A great scenic sunet along the main branch of the Mississippi River on the Great River Trail, Wisconsin photo at https://www.goodfreephotos.com/places/wisconsin/great-river-trail/wisconsin-great-river-trail-scenic-sunset.jpg.php
Beat Not the Poor Desk is the title of one of the books I was introduced to when I took a graduate course on teaching composition. It has some really helpful writing ideas based on particular frames. One of them is "Once I was ___; now I am___." The idea is using concrete narrative to convey a more general point.

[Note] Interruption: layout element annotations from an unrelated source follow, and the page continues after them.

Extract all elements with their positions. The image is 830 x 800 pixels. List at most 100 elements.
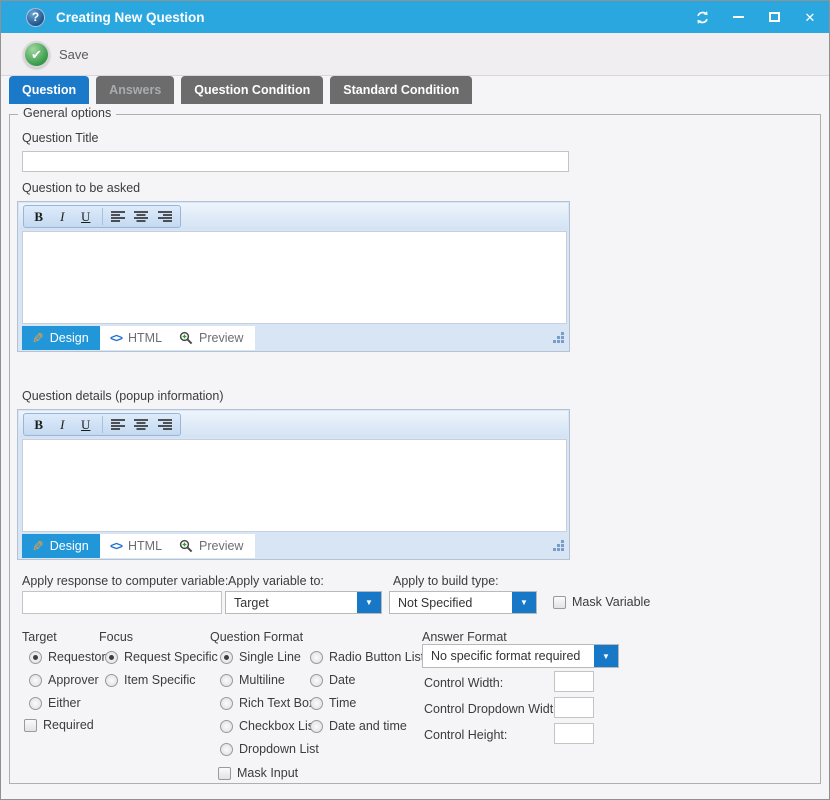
align-right-button[interactable] — [155, 415, 177, 434]
control-dropdown-width-input[interactable] — [554, 697, 594, 718]
italic-button[interactable]: I — [52, 415, 74, 434]
html-tab[interactable]: <> HTML — [100, 534, 169, 558]
radio-time[interactable]: Time — [310, 696, 356, 710]
question-title-label: Question Title — [22, 131, 98, 145]
refresh-button[interactable] — [693, 8, 711, 26]
save-check-icon: ✔ — [23, 41, 50, 68]
help-icon[interactable]: ? — [26, 8, 45, 27]
radio-radio-button-list[interactable]: Radio Button List — [310, 650, 424, 664]
code-icon: <> — [110, 539, 122, 553]
checkbox-icon — [218, 767, 231, 780]
mask-input-checkbox[interactable]: Mask Input — [218, 766, 298, 780]
apply-variable-to-label: Apply variable to: — [228, 574, 324, 588]
radio-icon — [220, 743, 233, 756]
close-button[interactable]: ✕ — [801, 8, 819, 26]
control-height-input[interactable] — [554, 723, 594, 744]
align-left-button[interactable] — [108, 207, 130, 226]
radio-single-line[interactable]: Single Line — [220, 650, 301, 664]
pencil-icon: ✎ — [32, 331, 44, 345]
design-tab[interactable]: ✎ Design — [22, 326, 100, 350]
radio-requestor[interactable]: Requestor — [29, 650, 106, 664]
radio-approver[interactable]: Approver — [29, 673, 99, 687]
bold-button[interactable]: B — [28, 207, 50, 226]
mask-variable-checkbox[interactable]: Mask Variable — [553, 595, 650, 609]
radio-item-specific[interactable]: Item Specific — [105, 673, 196, 687]
preview-tab[interactable]: Preview — [169, 326, 255, 350]
minimize-icon — [733, 16, 744, 18]
answer-format-dropdown[interactable]: No specific format required ▼ — [422, 644, 619, 668]
html-tab-label: HTML — [128, 331, 162, 345]
help-glyph: ? — [32, 10, 39, 24]
dropdown-value: Target — [234, 592, 269, 613]
radio-label: Checkbox List — [239, 719, 318, 733]
design-tab[interactable]: ✎ Design — [22, 534, 100, 558]
maximize-button[interactable] — [765, 8, 783, 26]
html-tab[interactable]: <> HTML — [100, 326, 169, 350]
radio-rich-text-box[interactable]: Rich Text Box — [220, 696, 315, 710]
radio-label: Multiline — [239, 673, 285, 687]
radio-label: Requestor — [48, 650, 106, 664]
tab-standard-condition[interactable]: Standard Condition — [330, 76, 472, 104]
underline-button[interactable]: U — [75, 415, 97, 434]
question-title-input[interactable] — [22, 151, 569, 172]
radio-icon — [105, 674, 118, 687]
underline-icon: U — [81, 417, 90, 433]
align-right-button[interactable] — [155, 207, 177, 226]
editor-content-area[interactable] — [22, 231, 567, 324]
italic-button[interactable]: I — [52, 207, 74, 226]
preview-tab[interactable]: Preview — [169, 534, 255, 558]
editor-content-area[interactable] — [22, 439, 567, 532]
radio-multiline[interactable]: Multiline — [220, 673, 285, 687]
apply-variable-to-dropdown[interactable]: Target ▼ — [225, 591, 382, 614]
tab-question[interactable]: Question — [9, 76, 89, 104]
control-width-input[interactable] — [554, 671, 594, 692]
tab-label: Answers — [109, 83, 161, 97]
apply-response-label: Apply response to computer variable: — [22, 574, 228, 588]
radio-label: Dropdown List — [239, 742, 319, 756]
radio-icon — [220, 720, 233, 733]
computer-variable-input[interactable] — [22, 591, 222, 614]
radio-label: Single Line — [239, 650, 301, 664]
bold-button[interactable]: B — [28, 415, 50, 434]
required-checkbox[interactable]: Required — [24, 718, 94, 732]
align-left-button[interactable] — [108, 415, 130, 434]
align-left-icon — [111, 211, 126, 222]
radio-date-and-time[interactable]: Date and time — [310, 719, 407, 733]
tab-label: Question Condition — [194, 83, 310, 97]
apply-build-type-dropdown[interactable]: Not Specified ▼ — [389, 591, 537, 614]
radio-request-specific[interactable]: Request Specific — [105, 650, 218, 664]
underline-icon: U — [81, 209, 90, 225]
tab-answers[interactable]: Answers — [96, 76, 174, 104]
align-center-button[interactable] — [131, 207, 153, 226]
radio-date[interactable]: Date — [310, 673, 355, 687]
save-button-label: Save — [59, 47, 89, 62]
editor-format-buttons: B I U — [23, 413, 181, 436]
radio-label: Item Specific — [124, 673, 196, 687]
resize-grip-icon[interactable] — [552, 332, 564, 344]
radio-dropdown-list[interactable]: Dropdown List — [220, 742, 319, 756]
design-tab-label: Design — [50, 539, 89, 553]
radio-checkbox-list[interactable]: Checkbox List — [220, 719, 318, 733]
tab-question-condition[interactable]: Question Condition — [181, 76, 323, 104]
radio-icon — [310, 697, 323, 710]
underline-button[interactable]: U — [75, 207, 97, 226]
radio-either[interactable]: Either — [29, 696, 81, 710]
align-left-icon — [111, 419, 126, 430]
checkbox-icon — [24, 719, 37, 732]
toolbar-separator — [102, 208, 103, 225]
align-center-icon — [134, 419, 149, 430]
creating-new-question-window: ? Creating New Question ✕ ✔ Save — [0, 0, 830, 800]
minimize-button[interactable] — [729, 8, 747, 26]
question-details-editor: B I U ✎ — [17, 409, 570, 560]
target-label: Target — [22, 630, 57, 644]
resize-grip-icon[interactable] — [552, 540, 564, 552]
chevron-down-icon: ▼ — [512, 592, 536, 613]
toolbar: ✔ Save — [1, 33, 829, 76]
general-options-group: General options Question Title Question … — [9, 114, 821, 784]
align-center-button[interactable] — [131, 415, 153, 434]
radio-label: Radio Button List — [329, 650, 424, 664]
refresh-icon — [695, 10, 710, 25]
question-details-label: Question details (popup information) — [22, 389, 224, 403]
save-button[interactable]: ✔ Save — [23, 40, 89, 69]
question-asked-label: Question to be asked — [22, 181, 140, 195]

This is exactly what Mark Twain does in his piece, "Two Views of the Mississippi." Picking up on the transition from innocence to experience that William Blake explores in his poetry, Twain encapsulates the gain that also entails loss:
Now when I had mastered the language of this water and has come to know every trifling feature that bordered the great river as familiarly as I knew the letters of the alphabet, I had made a valuable acquisition. But I had lost something, too. I had lost something which could never be restored to me while I lived. All the grace, the beauty, the poetry, had gone out of the majestic river!Twain offers further details and then suggests a parallel with the medical profession:
Since those days, I have pitied doctors from my heart. What does the lovely flush in a beautyʹs cheek mean to a doctor but a ʺbreakʺ that ripples above some deadly disease? Are not all her visible charms sown think with what are to him the signs and symbols of hidden decay? Does he ever see her beauty at all, or doesnʹt he simply view her professionally, and comment upon her unwholesome condition all to himself? And doesnʹt he sometimes wonder whether he has gained most or lost most by learning his trade?
This happens to most of us in our trade. I tried to explain this to someone about seeing a piece of writing through the eyes that have assessed hundreds of thousands of essays (I'm not exaggerating, I scored SAT essays for over a decade after having grades college students' writing for a decade before that). It's impossible not to notice flaws in the mechanics when your eyes -- like those of the doctor looking for signs of illness -- have been trained to spot them. That doesn't mean I always comment on them even when seeing "aisle" without the a, a usage error that makes me feel like I'm hearing fingernails on a blackboard. It also doesn't mean I claim to never make a mistake myself, but that's not really the point. A musically trained person may hit a false note once in a while, though that hardly disqualifies that person from giving a professional assessment of another person's playing.
To return to the them of Blake and Twain, the fact of life is (without some form of memory loss) you can't go back. You can't recapture the perspective of innocence once you've passed into experience. That doesn't mean that life is over, only that you've passed into a different stage that will color your perspective. And here's one advantage that experience has over innocence: you know what it was to look at the world through the eyes of innocence while the person who has no experience cannot know of any perspective beyond what s/he has had.